Hello,
I’ve been trying to debug to get more information about constantly failing archive_command. But I am unable to go further.
The errors and warnings started unexpectedly as, no changes in database were made by us. Latest maintenance was 2 days before the start of the problem.
Errors in logs are (repeatedly, maybe hundreds of times per day)
INFO 2025-03-05T18:15:50.174684Z 2025-03-05 18:15:49.681 UTC [34]: [1-1] db=,user= LOG: archive command failed with exit code 1
(....)
INFO The failed archive command was:
/utils/replication_log_processor
-disable_log_to_disk
-action=archive
-file_name=00000001000000E900000045
-local_file_path=pg_wal/00000001000000E900000045
-async_archive
-remote_storage
(....)
WARNING archiving write-ahead log file "00000001000000E900000045" failed too many times, will try again later
Metrics during the error period, are unreliable as well: (PINK marked period)

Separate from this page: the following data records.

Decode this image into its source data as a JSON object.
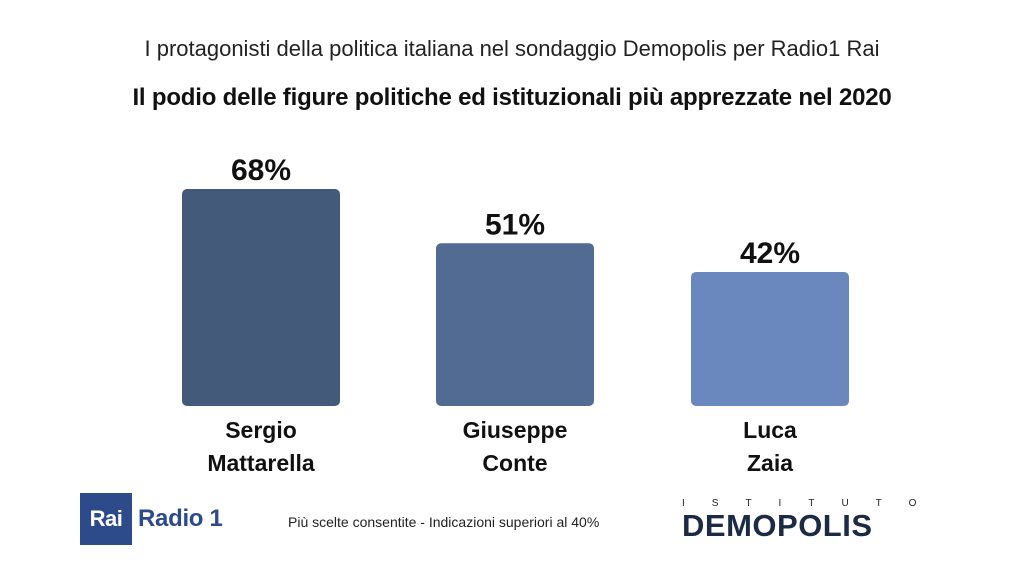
{
  "header": {
    "subtitle": "I protagonisti della politica italiana nel sondaggio Demopolis per Radio1 Rai",
    "title": "Il podio delle figure politiche ed istituzionali più apprezzate nel 2020"
  },
  "chart_data": {
    "type": "bar",
    "categories": [
      "Sergio\nMattarella",
      "Giuseppe\nConte",
      "Luca\nZaia"
    ],
    "values": [
      68,
      51,
      42
    ],
    "value_labels": [
      "68%",
      "51%",
      "42%"
    ],
    "colors": [
      "#435a7a",
      "#526b93",
      "#6a88bd"
    ],
    "ylim": [
      0,
      70
    ],
    "grid": false,
    "xlabel": "",
    "ylabel": ""
  },
  "footer": {
    "note": "Più scelte consentite - Indicazioni superiori al 40%",
    "rai_logo_box": "Rai",
    "rai_logo_text": "Radio 1",
    "demopolis_top": "ISTITUTO",
    "demopolis_main_1": "DEM",
    "demopolis_main_o": "O",
    "demopolis_main_2": "POLIS"
  }
}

Queries were slow or failing during that period.
Instance configs:
availableMaintenanceVersions:
- POSTGRES_16_8.R20250112.01_14
backendType: SECOND_GEN
createTime: '2024-08-11T00:20:25.545Z'
databaseInstalledVersion: POSTGRES_16_6
databaseVersion: POSTGRES_16
gceZone: southamerica-east1-b
geminiConfig:
activeQueryEnabled: false
entitled: false
googleVacuumMgmtEnabled: false
indexAdvisorEnabled: false
oomSessionCancelEnabled: false
includeReplicasForMajorVersionUpgrade: false
instanceType: CLOUD_SQL_INSTANCE
kind: sql#instance
maintenanceVersion: POSTGRES_16_6.R20250112.01_03
region: southamerica-east1
satisfiesPzi: false
settings:
activationPolicy: ALWAYS
availabilityType: ZONAL
backupConfiguration:
backupRetentionSettings:
retainedBackups: 7
retentionUnit: COUNT
enabled: true
kind: sql#backupConfiguration
location: us
pointInTimeRecoveryEnabled: true
replicationLogArchivingEnabled: true
startTime: 02:00
transactionLogRetentionDays: 7
transactionalLogStorageState: CLOUD_STORAGE
connectorEnforcement: NOT_REQUIRED
dataDiskSizeGb: '10'
dataDiskType: PD_SSD
databaseFlags:
- name: cloudsql.logical_decoding
value: on
deletionProtectionEnabled: true
edition: ENTERPRISE
insightsConfig:
queryInsightsEnabled: true
queryPlansPerMinute: 5
queryStringLength: 1024
kind: sql#settings
locationPreference:
kind: sql#locationPreference
zone: southamerica-east1-b
maintenanceWindow:
day: 7
hour: 3
kind: sql#maintenanceWindow
updateTrack: stable
pricingPlan: PER_USE
replicationLagMaxSeconds: 31536000
replicationType: SYNCHRONOUS
settingsVersion: '61'
storageAutoResize: true
storageAutoResizeLimit: '0'
tier: db-f1-micro
userLabels:
env: prod
sqlNetworkArchitecture: NEW_NETWORK_ARCHITECTURE
state: RUNNABLE
upgradableDatabaseVersions:
- displayName: PostgreSQL 17
majorVersion: POSTGRES_17
name: POSTGRES_17
And the output of these commands:
SHOW archive_mode;
> archive_mode: always
SHOW archive_command;
> /utils/replication_log_processor -disable_log_to_disk -action=archive -file_name=%f -local_file_path=%p -async_archive -remote_storage
Fixed by disabling Point-in-time recovery and restarting the instance. I will enable PITR today again, but I would like to understand if there is any issue I must account for, before enabling it again.